I don't even know if the label matters much or not, except in terms of the resources it might bring with it. I just know that I've been searching, and searching, and searching... thinking to myself that if I can find someone else like the rooster, maybe I can learn from his or her story. Maybe I can invite him or her over for a play date. Maybe his or her parents can teach me how to survive, and with a sense of humor. Maybe we can have a little more sense of community, instead of too often hunkering down in our home, exhausted, scared, overwhelmed, unsure, unsteady, alone. Already I've felt less isolated with each blog I've read by parents, like me, trying to find their way. The worst thing I've learned from the blogs of moms I've read this month is this: everyone is nicer than I am, and more patient, and stronger. I'm trying to learn from your examples, you moms who go before me, but sometimes, as the rooster knows, the birds eat the bread crumbs.

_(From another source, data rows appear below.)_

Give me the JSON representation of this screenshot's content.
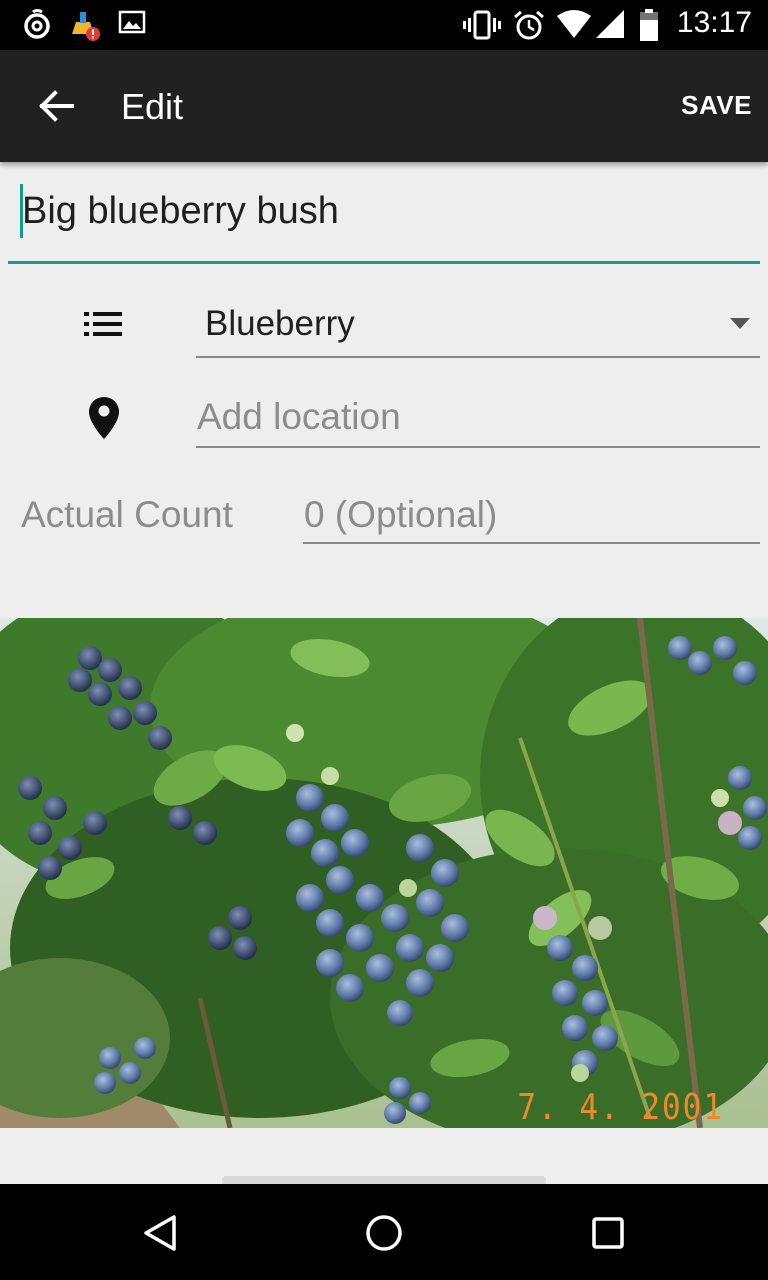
{
  "status_bar": {
    "time": "13:17",
    "icons": [
      "netease-music-icon",
      "cleaner-alert-icon",
      "gallery-icon",
      "vibrate-icon",
      "alarm-icon",
      "wifi-icon",
      "signal-icon",
      "battery-icon"
    ]
  },
  "app_bar": {
    "title": "Edit",
    "save_label": "SAVE"
  },
  "form": {
    "name_value": "Big blueberry bush",
    "category_value": "Blueberry",
    "location_placeholder": "Add location",
    "count_label": "Actual Count",
    "count_placeholder": "0 (Optional)"
  },
  "photo": {
    "date_stamp": "7. 4. 2001"
  },
  "colors": {
    "accent": "#159a8c",
    "app_bar": "#212121",
    "background": "#eeeeee"
  }
}
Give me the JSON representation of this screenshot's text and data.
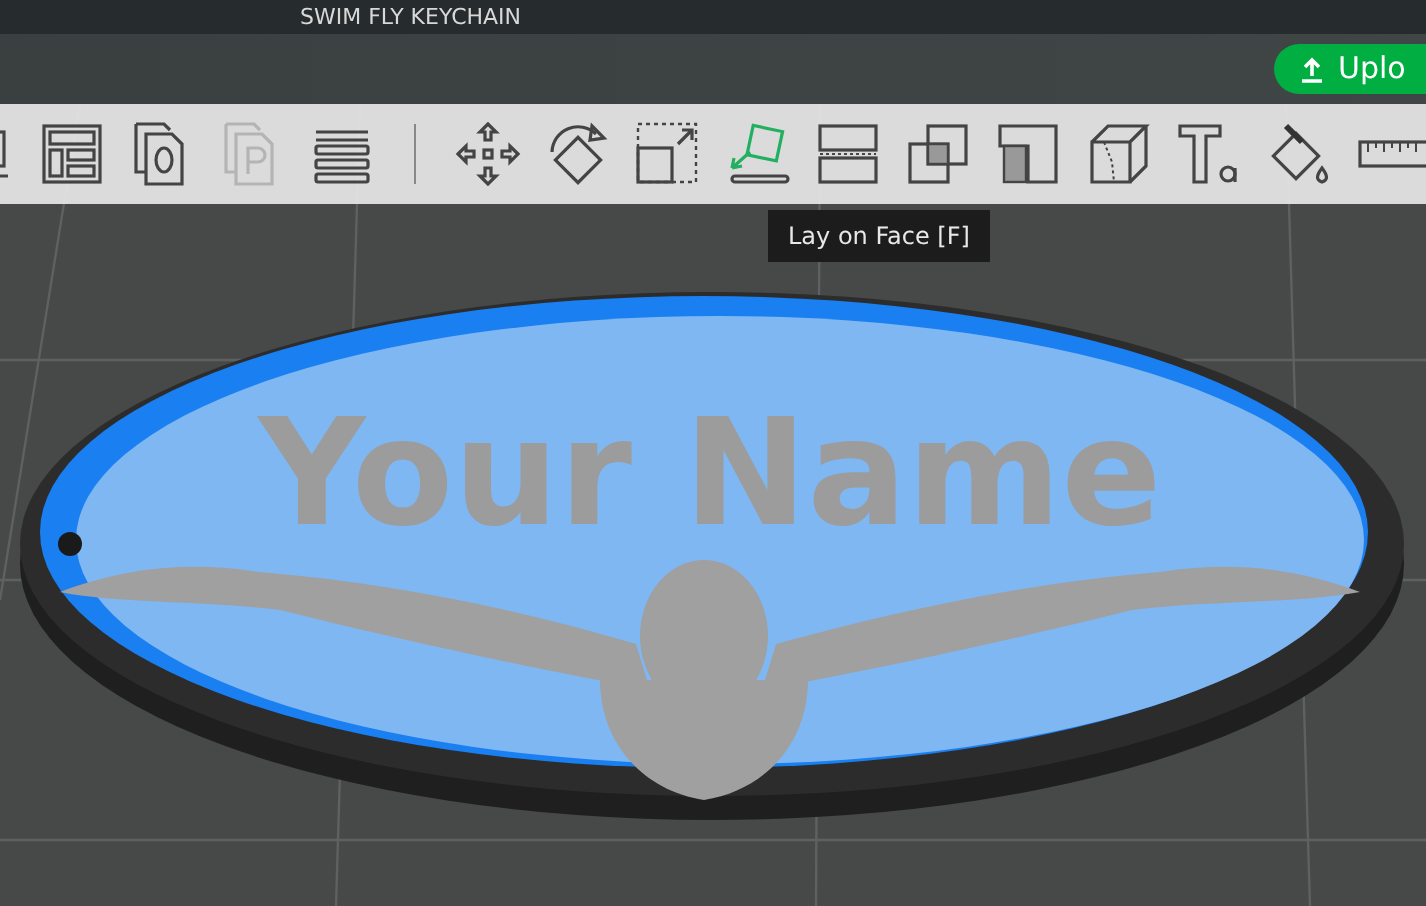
{
  "window": {
    "title": "SWIM FLY KEYCHAIN"
  },
  "upload_button": {
    "label": "Uplo"
  },
  "toolbar": [
    {
      "kind": "tool",
      "selected": false,
      "disabled": false
    },
    {
      "kind": "tool",
      "selected": false,
      "disabled": false
    },
    {
      "kind": "tool",
      "selected": false,
      "disabled": false
    },
    {
      "kind": "tool",
      "selected": false,
      "disabled": true
    },
    {
      "kind": "tool",
      "selected": false,
      "disabled": false
    },
    {
      "kind": "separator"
    },
    {
      "kind": "tool",
      "selected": false,
      "disabled": false
    },
    {
      "kind": "tool",
      "selected": false,
      "disabled": false
    },
    {
      "kind": "tool",
      "selected": false,
      "disabled": false
    },
    {
      "kind": "tool",
      "selected": true,
      "disabled": false
    },
    {
      "kind": "tool",
      "selected": false,
      "disabled": false
    },
    {
      "kind": "tool",
      "selected": false,
      "disabled": false
    },
    {
      "kind": "tool",
      "selected": false,
      "disabled": false
    },
    {
      "kind": "tool",
      "selected": false,
      "disabled": false
    },
    {
      "kind": "tool",
      "selected": false,
      "disabled": false
    },
    {
      "kind": "tool",
      "selected": false,
      "disabled": false
    },
    {
      "kind": "tool",
      "selected": false,
      "disabled": false
    }
  ],
  "tooltip": {
    "text": "Lay on Face [F]"
  },
  "model": {
    "engraved_text": "Your Name"
  }
}
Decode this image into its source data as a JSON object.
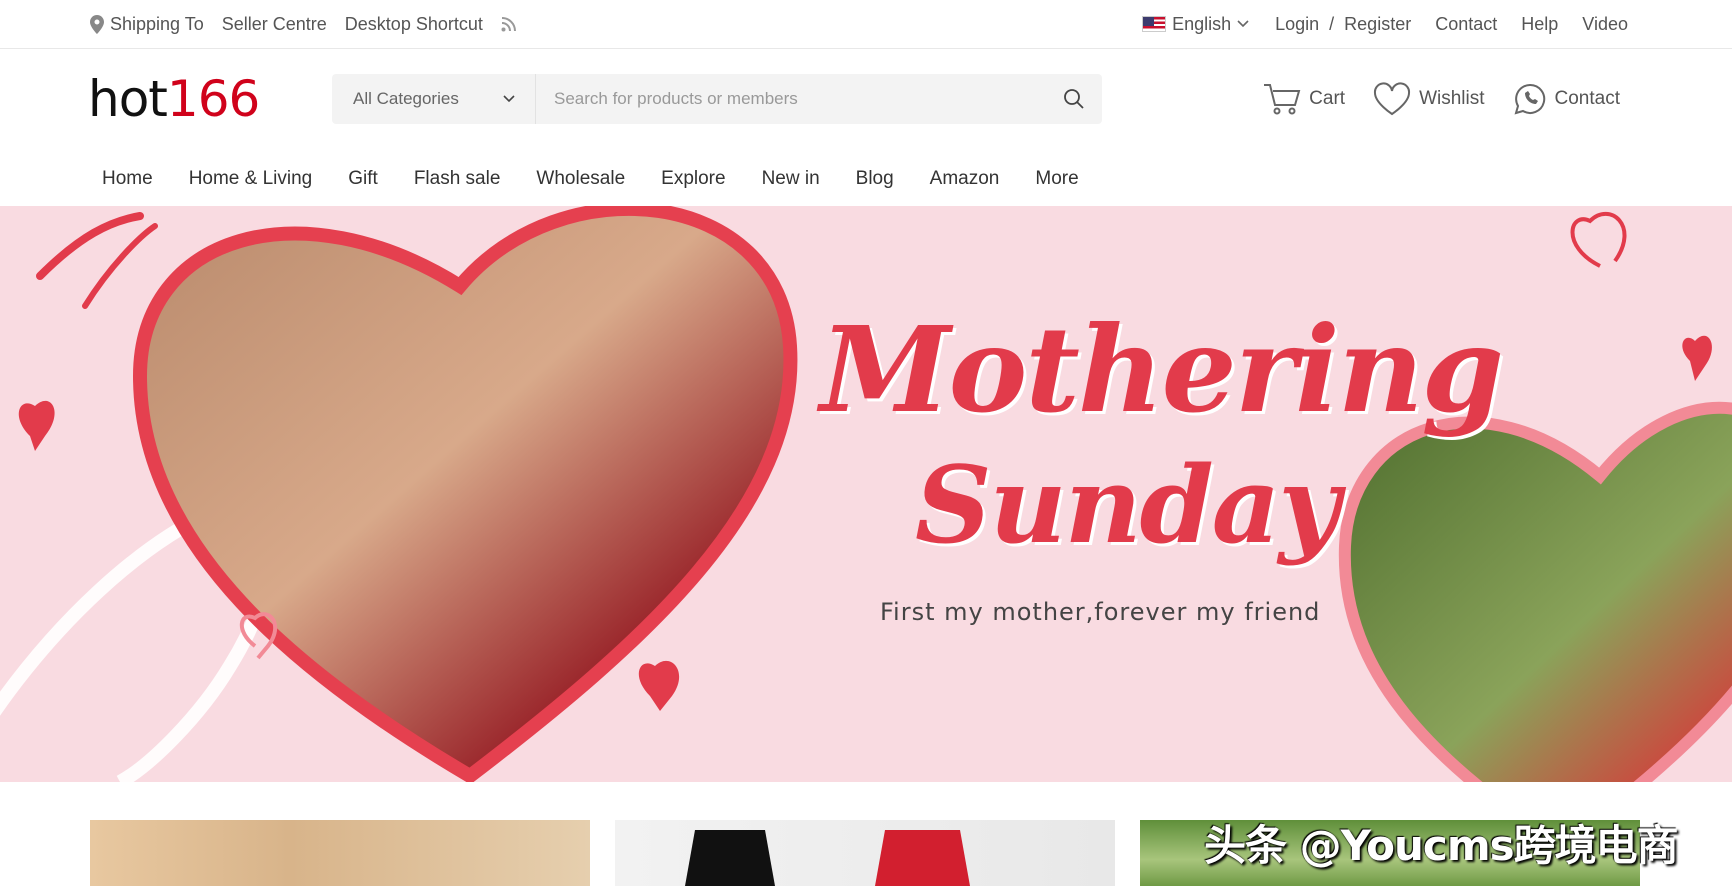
{
  "topbar": {
    "shipping": "Shipping To",
    "seller": "Seller Centre",
    "shortcut": "Desktop Shortcut",
    "language": "English",
    "login": "Login",
    "slash": "/",
    "register": "Register",
    "contact": "Contact",
    "help": "Help",
    "video": "Video"
  },
  "logo": {
    "part1": "hot",
    "part2": "166"
  },
  "search": {
    "category": "All Categories",
    "placeholder": "Search for products or members"
  },
  "header_actions": {
    "cart": "Cart",
    "wishlist": "Wishlist",
    "contact": "Contact"
  },
  "nav": [
    "Home",
    "Home & Living",
    "Gift",
    "Flash sale",
    "Wholesale",
    "Explore",
    "New in",
    "Blog",
    "Amazon",
    "More"
  ],
  "banner": {
    "title_line1": "Mothering",
    "title_line2": "Sunday",
    "subtitle": "First my mother,forever my friend"
  },
  "watermark": "头条 @Youcms跨境电商",
  "colors": {
    "brand_red": "#d0021b",
    "banner_bg": "#f9dbe1",
    "heart_red": "#e23b4b"
  }
}
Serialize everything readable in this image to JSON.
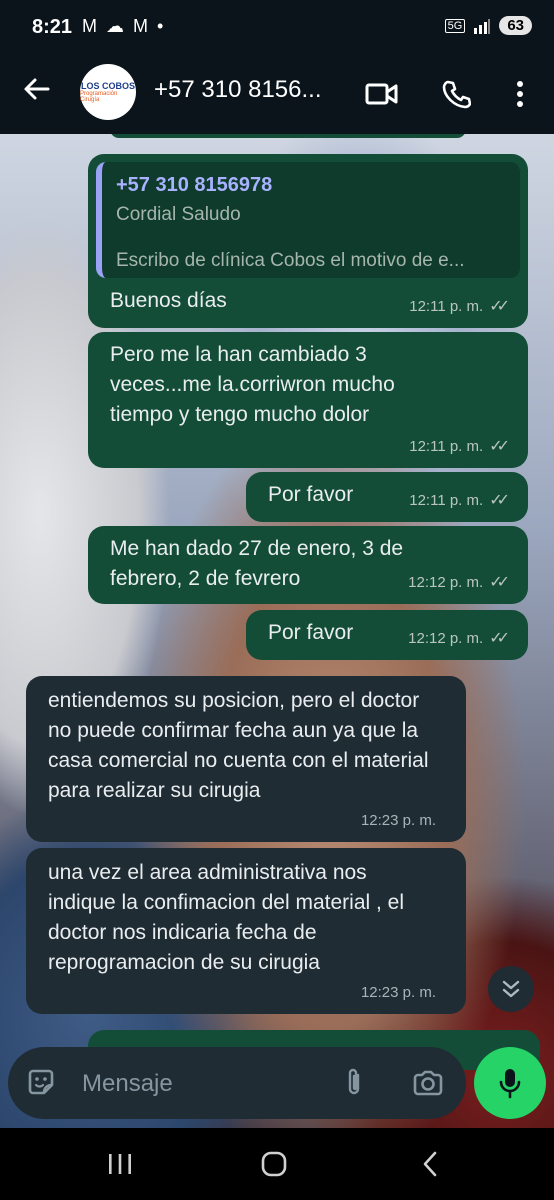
{
  "status_bar": {
    "time": "8:21",
    "left_icons": "M ☁ M •",
    "network": "5G",
    "battery": "63"
  },
  "header": {
    "title": "+57 310 8156...",
    "avatar_line1": "LOS COBOS",
    "avatar_line2": "Programación Cirugía"
  },
  "messages": [
    {
      "text": "Buenos días",
      "time": "12:11 p. m.",
      "direction": "out",
      "quote": {
        "author": "+57 310 8156978",
        "line1": "Cordial Saludo",
        "line2": "Escribo de clínica Cobos el motivo de e..."
      }
    },
    {
      "text": "Pero me la han cambiado 3 veces...me la.corriwron mucho tiempo y tengo mucho dolor",
      "time": "12:11 p. m.",
      "direction": "out"
    },
    {
      "text": "Por favor",
      "time": "12:11 p. m.",
      "direction": "out"
    },
    {
      "text": "Me han dado 27 de enero, 3 de febrero, 2 de fevrero",
      "time": "12:12 p. m.",
      "direction": "out"
    },
    {
      "text": "Por favor",
      "time": "12:12 p. m.",
      "direction": "out"
    },
    {
      "text": "entiendemos su posicion, pero el doctor no puede confirmar fecha aun ya que la casa comercial no cuenta con el material para realizar su cirugia",
      "time": "12:23 p. m.",
      "direction": "in"
    },
    {
      "text": "una vez el area administrativa nos indique la confimacion del material , el doctor nos indicaria fecha de reprogramacion de su cirugia",
      "time": "12:23 p. m.",
      "direction": "in"
    }
  ],
  "composer": {
    "placeholder": "Mensaje"
  },
  "colors": {
    "outgoing_bubble": "#134d37",
    "incoming_bubble": "#1f2c34",
    "mic_button": "#25d366",
    "quote_bar": "#9aa3f5"
  }
}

I don't know who my son, the rooster, is exactly. Neither do his teachers or his doctors, of which he has a zillion. (I don't think he's been healthy and well for longer than a couple days at a time since he was three months old, and surely that can't help a child's development.) We love our rooster, we enjoy him whenever we can, but we don't know exactly who he is inside those gorgeous eyes and under that thick blonde mop. So, I am now doing what I usually do when the resources on hand come up empty - I am broadening my scope, and seeking out community on the Internet.

I have a strong suspicion that if I write about the rooster, someone reading it will help me figure things out a little better than I have so far. And I won't even rule out the possibility that I will be that someone.